I pointed out that nothing that wasn't in some way commemorative art would be acceptable to the Diocese whose responsibility for the proposed site of the sculpture arose from real ownership. Then, the lines of communication went dead. I never heard from the Art Procurer nor from Land Securities on this matter again. Not even an apology for the waste of our professional time and services. I guess that's how English big money deals with us provincials who still have title deeds in coveted places. Damn them, I want to say. Cecily would have just given a knowing shrug - that's how they are , get used to it, they don't know any better, poor things - she might have said.
The first Blitz raid on Cardiff was Jan 2nd 1940. Co-incidentally this was the day sixty one years later, when Cecily died. Imagine the unforgettable impact of a bombing raid in a highly populated area on a fourteen year old publican's daughter. Yet, she never grew bitter about it. Despite her great age, there was a good crowd present in church. I was privileged to read the Gospel and to give an affectionate eulogy about someone whose war time story-telling gave me an insight into the way ordinary citizens coped with horrifying events in those years before I was born.
This evening, after a spell in the office, I had to go out to Ely to do a funeral preparation visit, meeting the family, hearing the sad story of untimely death.

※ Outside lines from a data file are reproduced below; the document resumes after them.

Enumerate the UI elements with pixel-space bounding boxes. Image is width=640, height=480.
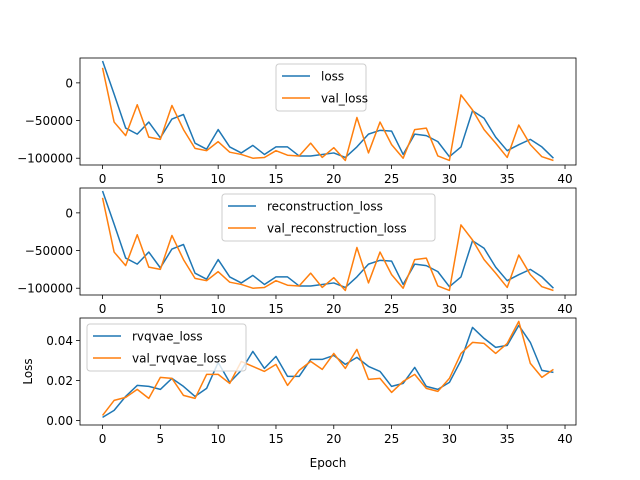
series-line-rvqvae-loss [102,324,554,419]
series-line-val-rvqvae-loss [101,320,554,416]
x-tick-label: 35 [500,302,515,316]
y-tick-label: 0.04 [46,334,73,348]
legend-label: rvqvae_loss [132,330,203,344]
x-tick-label: 25 [384,172,399,186]
x-axis-label: Epoch [310,456,347,470]
y-axis-label: Loss [21,358,35,384]
x-tick-label: 25 [384,302,399,316]
subplot-1: 0 5 10 15 20 25 30 35 40 0 −50000 −100000 loss val_lo… [17,57,577,186]
x-tick-label: 10 [211,432,226,446]
y-tick-label: 0 [65,206,73,220]
x-tick-label: 15 [268,432,283,446]
x-tick-label: 30 [442,432,457,446]
legend-label: loss [321,70,344,84]
x-tick-label: 25 [384,432,399,446]
x-tick-label: 15 [268,302,283,316]
axes-frame [79,57,577,166]
legend-label: val_reconstruction_loss [267,222,407,236]
legend-box [86,323,247,372]
x-tick-label: 30 [442,172,457,186]
y-tick-label: −50000 [25,244,73,258]
x-tick-label: 40 [557,172,572,186]
x-tick-label: 35 [500,432,515,446]
legend-label: val_rvqvae_loss [132,352,226,366]
x-tick-label: 40 [557,302,572,316]
x-tick-label: 20 [326,172,341,186]
y-tick-label: 0.02 [46,374,73,388]
x-tick-label: 20 [326,432,341,446]
y-tick-label: −100000 [17,282,73,296]
x-tick-label: 15 [268,172,283,186]
y-tick-label: 0.00 [46,414,73,428]
y-tick-label: 0 [65,76,73,90]
x-tick-label: 35 [500,172,515,186]
series-line-val-loss [101,67,554,162]
legend-box [221,193,436,242]
x-tick-label: 10 [211,302,226,316]
x-tick-label: 0 [99,302,107,316]
legend-label: reconstruction_loss [267,200,383,214]
x-tick-label: 0 [99,172,107,186]
x-tick-label: 30 [442,302,457,316]
x-tick-label: 10 [211,172,226,186]
x-tick-label: 5 [157,172,165,186]
y-tick-label: −100000 [17,152,73,166]
series-line-val-reconstruction-loss [101,197,554,292]
x-tick-label: 20 [326,302,341,316]
x-tick-label: 0 [99,432,107,446]
legend-label: val_loss [321,92,368,106]
y-tick-label: −50000 [25,114,73,128]
axes-frame [79,317,577,426]
x-tick-label: 40 [557,432,572,446]
x-tick-label: 5 [157,302,165,316]
x-tick-label: 5 [157,432,165,446]
subplot-2: 0 5 10 15 20 25 30 35 40 0 −50000 −100000 reconstruc… [17,187,577,316]
subplot-3: 0 5 10 15 20 25 30 35 40 0.00 0.02 0.04 rvqvae_lossv… [21,317,577,470]
axes-frame [79,187,577,296]
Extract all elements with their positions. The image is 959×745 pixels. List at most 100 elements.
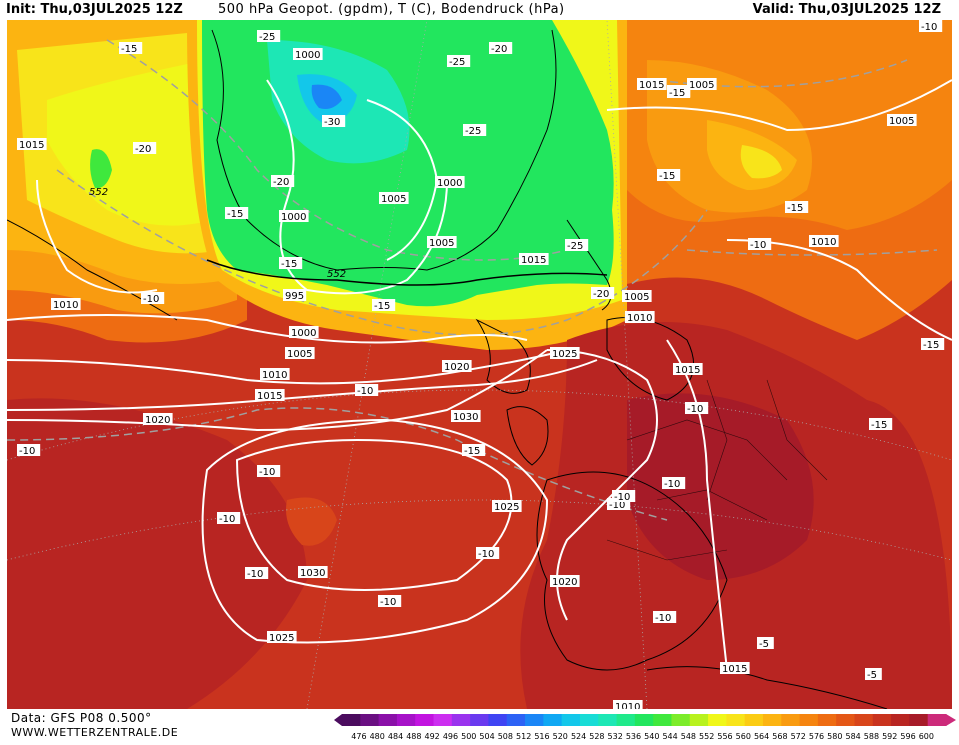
pressure-label: 1015 — [519, 253, 549, 266]
temperature-label: -10 — [217, 512, 241, 525]
pressure-label: 1015 — [673, 363, 703, 376]
isobar-1015-west — [36, 179, 158, 294]
legend-tick-label: 528 — [589, 732, 604, 741]
svg-text:-15: -15 — [923, 340, 939, 351]
temperature-label: -15 — [279, 257, 303, 270]
legend-arrow-left — [334, 714, 342, 726]
legend-tick-label: 476 — [351, 732, 366, 741]
temperature-label: -25 — [565, 239, 589, 252]
pressure-label: 1020 — [143, 413, 173, 426]
svg-text:1015: 1015 — [257, 391, 282, 402]
pressure-label: 1020 — [550, 575, 580, 588]
legend-tick-label: 556 — [717, 732, 732, 741]
temperature-label: -20 — [591, 287, 615, 300]
field-southwest-592 — [7, 398, 307, 709]
temperature-label: -10 — [748, 238, 772, 251]
legend-bar: 476 480 484 488 492 496 500 504 508 512 516 520 524 5… — [334, 714, 956, 741]
temperature-label: -25 — [447, 55, 471, 68]
legend-swatch — [470, 714, 489, 726]
svg-text:552: 552 — [327, 269, 346, 280]
legend-tick-label: 512 — [516, 732, 531, 741]
pressure-label: 1025 — [492, 500, 522, 513]
svg-text:-10: -10 — [609, 500, 625, 511]
field-trough-524 — [311, 84, 342, 109]
pressure-label: 1015 — [255, 389, 285, 402]
legend-tick-label: 580 — [827, 732, 842, 741]
legend-tick-label: 552 — [699, 732, 714, 741]
legend-swatch — [488, 714, 508, 726]
isobar-1015-east — [666, 339, 728, 671]
isobar-1005-ne — [606, 79, 952, 132]
valid-time: Valid: Thu,03JUL2025 12Z — [752, 2, 941, 17]
svg-text:1005: 1005 — [624, 292, 649, 303]
svg-text:1020: 1020 — [145, 415, 170, 426]
legend-tick-label: 544 — [662, 732, 677, 741]
svg-text:1015: 1015 — [521, 255, 546, 266]
svg-text:-15: -15 — [669, 88, 685, 99]
isobar-1020-east — [546, 349, 658, 621]
svg-text:-25: -25 — [259, 32, 275, 43]
isobar-1020 — [7, 349, 548, 432]
legend-swatch — [433, 714, 453, 726]
svg-text:1030: 1030 — [300, 568, 325, 579]
pressure-label: 1030 — [298, 566, 328, 579]
legend-tick-label: 516 — [534, 732, 549, 741]
legend-swatch — [653, 714, 672, 726]
legend-tick-label: 592 — [882, 732, 897, 741]
svg-text:1000: 1000 — [295, 50, 320, 61]
legend-tick-label: 540 — [644, 732, 659, 741]
svg-text:-15: -15 — [871, 420, 887, 431]
legend-swatch — [378, 714, 398, 726]
pressure-label: 1005 — [887, 114, 917, 127]
legend-swatch — [872, 714, 892, 726]
pressure-label: 1005 — [427, 236, 457, 249]
temperature-label: -20 — [271, 175, 295, 188]
legend-swatch — [543, 714, 563, 726]
svg-text:-15: -15 — [659, 171, 675, 182]
legend-tick-label: 548 — [681, 732, 696, 741]
isotherm-10 — [7, 407, 668, 521]
temperature-label: -10 — [476, 547, 500, 560]
legend-swatch — [909, 714, 929, 726]
legend-tick-label: 484 — [388, 732, 403, 741]
svg-text:552: 552 — [89, 187, 108, 198]
svg-text:-10: -10 — [259, 467, 275, 478]
svg-text:1000: 1000 — [291, 328, 316, 339]
svg-text:1005: 1005 — [689, 80, 714, 91]
legend-swatch — [854, 714, 874, 726]
legend-tick-label: 600 — [919, 732, 934, 741]
legend-swatch — [708, 714, 727, 726]
website-url[interactable]: WWW.WETTERZENTRALE.DE — [11, 726, 179, 739]
temperature-label: -15 — [462, 444, 486, 457]
isotherm-15-ne — [656, 59, 908, 88]
legend-tick-label: 536 — [626, 732, 641, 741]
svg-text:1005: 1005 — [889, 116, 914, 127]
legend-swatch — [726, 714, 746, 726]
svg-text:-25: -25 — [567, 241, 583, 252]
temperature-label: -25 — [463, 124, 487, 137]
svg-text:-10: -10 — [687, 404, 703, 415]
pressure-label: 1025 — [550, 347, 580, 360]
legend-swatch — [360, 714, 380, 726]
pressure-label: 1010 — [809, 235, 839, 248]
pressure-label: 1020 — [442, 360, 472, 373]
legend-tick-label: 508 — [498, 732, 513, 741]
svg-text:1020: 1020 — [552, 577, 577, 588]
svg-text:1015: 1015 — [639, 80, 664, 91]
temperature-label: -15 — [225, 207, 249, 220]
pressure-label: 1025 — [267, 631, 297, 644]
temperature-label: -5 — [757, 637, 774, 650]
temperature-label: -15 — [869, 418, 893, 431]
isotherm-20 — [106, 39, 568, 261]
temperature-label: -10 — [662, 477, 686, 490]
pressure-label: 1010 — [51, 298, 81, 311]
legend-tick-label: 568 — [772, 732, 787, 741]
legend-swatch — [836, 714, 855, 726]
pressure-label: 1000 — [279, 210, 309, 223]
pressure-label: 1000 — [293, 48, 323, 61]
legend-swatch — [561, 714, 581, 726]
svg-text:1025: 1025 — [494, 502, 519, 513]
africa-coast — [646, 666, 888, 709]
svg-text:-10: -10 — [357, 386, 373, 397]
svg-text:-30: -30 — [324, 117, 340, 128]
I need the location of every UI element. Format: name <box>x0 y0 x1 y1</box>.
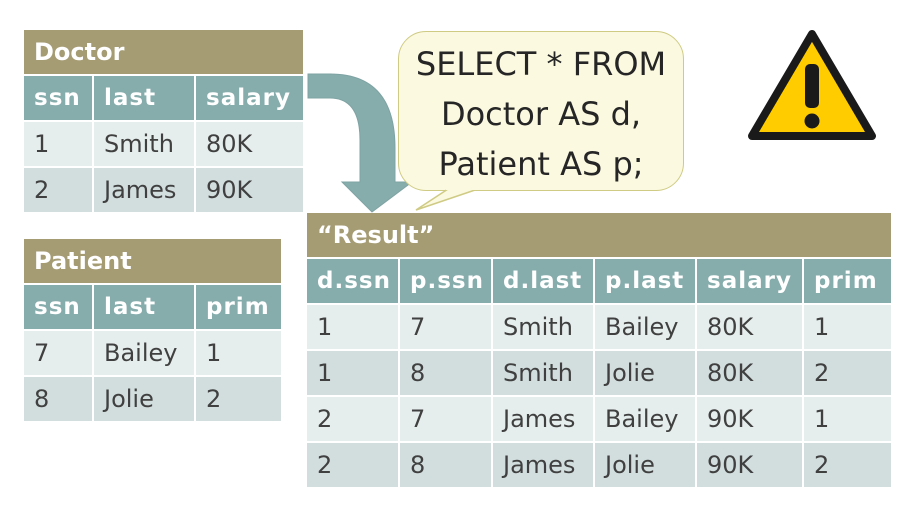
column-header: prim <box>196 285 282 331</box>
doctor-table: Doctor ssn last salary 1 Smith 80K 2 Jam… <box>24 30 304 214</box>
doctor-table-title: Doctor <box>24 30 304 76</box>
column-header: d.last <box>493 259 595 305</box>
patient-table: Patient ssn last prim 7 Bailey 1 8 Jolie… <box>24 239 282 423</box>
column-header: ssn <box>24 76 94 122</box>
table-cell: 90K <box>697 443 804 489</box>
table-row: 8 Jolie 2 <box>24 377 282 423</box>
table-cell: 2 <box>196 377 282 423</box>
table-row: 2 7 James Bailey 90K 1 <box>307 397 892 443</box>
table-cell: Jolie <box>595 443 697 489</box>
table-cell: 1 <box>24 122 94 168</box>
query-line: SELECT * FROM <box>415 45 667 83</box>
table-cell: 1 <box>307 305 400 351</box>
query-line: Patient AS p; <box>438 145 644 183</box>
table-cell: 90K <box>697 397 804 443</box>
table-cell: 2 <box>24 168 94 214</box>
table-cell: 1 <box>307 351 400 397</box>
table-row: 1 8 Smith Jolie 80K 2 <box>307 351 892 397</box>
table-cell: Bailey <box>595 305 697 351</box>
result-table: “Result” d.ssn p.ssn d.last p.last salar… <box>307 213 892 489</box>
column-header: salary <box>196 76 304 122</box>
query-speech-bubble <box>398 31 684 191</box>
column-header: last <box>94 285 196 331</box>
table-cell: James <box>493 443 595 489</box>
table-cell: Smith <box>94 122 196 168</box>
table-cell: 1 <box>804 397 892 443</box>
table-cell: 1 <box>804 305 892 351</box>
column-header: salary <box>697 259 804 305</box>
table-cell: 80K <box>697 305 804 351</box>
column-header: p.ssn <box>400 259 493 305</box>
table-cell: Jolie <box>595 351 697 397</box>
table-cell: James <box>94 168 196 214</box>
table-cell: Bailey <box>94 331 196 377</box>
table-cell: 2 <box>307 397 400 443</box>
table-cell: 7 <box>400 397 493 443</box>
table-row: 7 Bailey 1 <box>24 331 282 377</box>
table-cell: 1 <box>196 331 282 377</box>
column-header: ssn <box>24 285 94 331</box>
table-cell: Smith <box>493 305 595 351</box>
column-header: prim <box>804 259 892 305</box>
table-cell: 8 <box>24 377 94 423</box>
column-header: last <box>94 76 196 122</box>
table-cell: 8 <box>400 443 493 489</box>
table-cell: Bailey <box>595 397 697 443</box>
result-table-title: “Result” <box>307 213 892 259</box>
table-row: 1 Smith 80K <box>24 122 304 168</box>
table-row: 2 James 90K <box>24 168 304 214</box>
table-row: 2 8 James Jolie 90K 2 <box>307 443 892 489</box>
table-cell: Smith <box>493 351 595 397</box>
column-header: p.last <box>595 259 697 305</box>
column-header: d.ssn <box>307 259 400 305</box>
table-cell: 7 <box>24 331 94 377</box>
table-cell: 80K <box>697 351 804 397</box>
table-cell: James <box>493 397 595 443</box>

A man sick with emphysemia went home and died in his chair watching his beloved Discovery channel on TV. Having lived out his life in the same few streets of a huge housing estate, this was his wonderful window on the world. His sudden demise was compounded for the family by the equally sudden death of his small dog this morning. Did it die of grief? I wonder. There are so many things about timing in human existence which we fail to comprehend.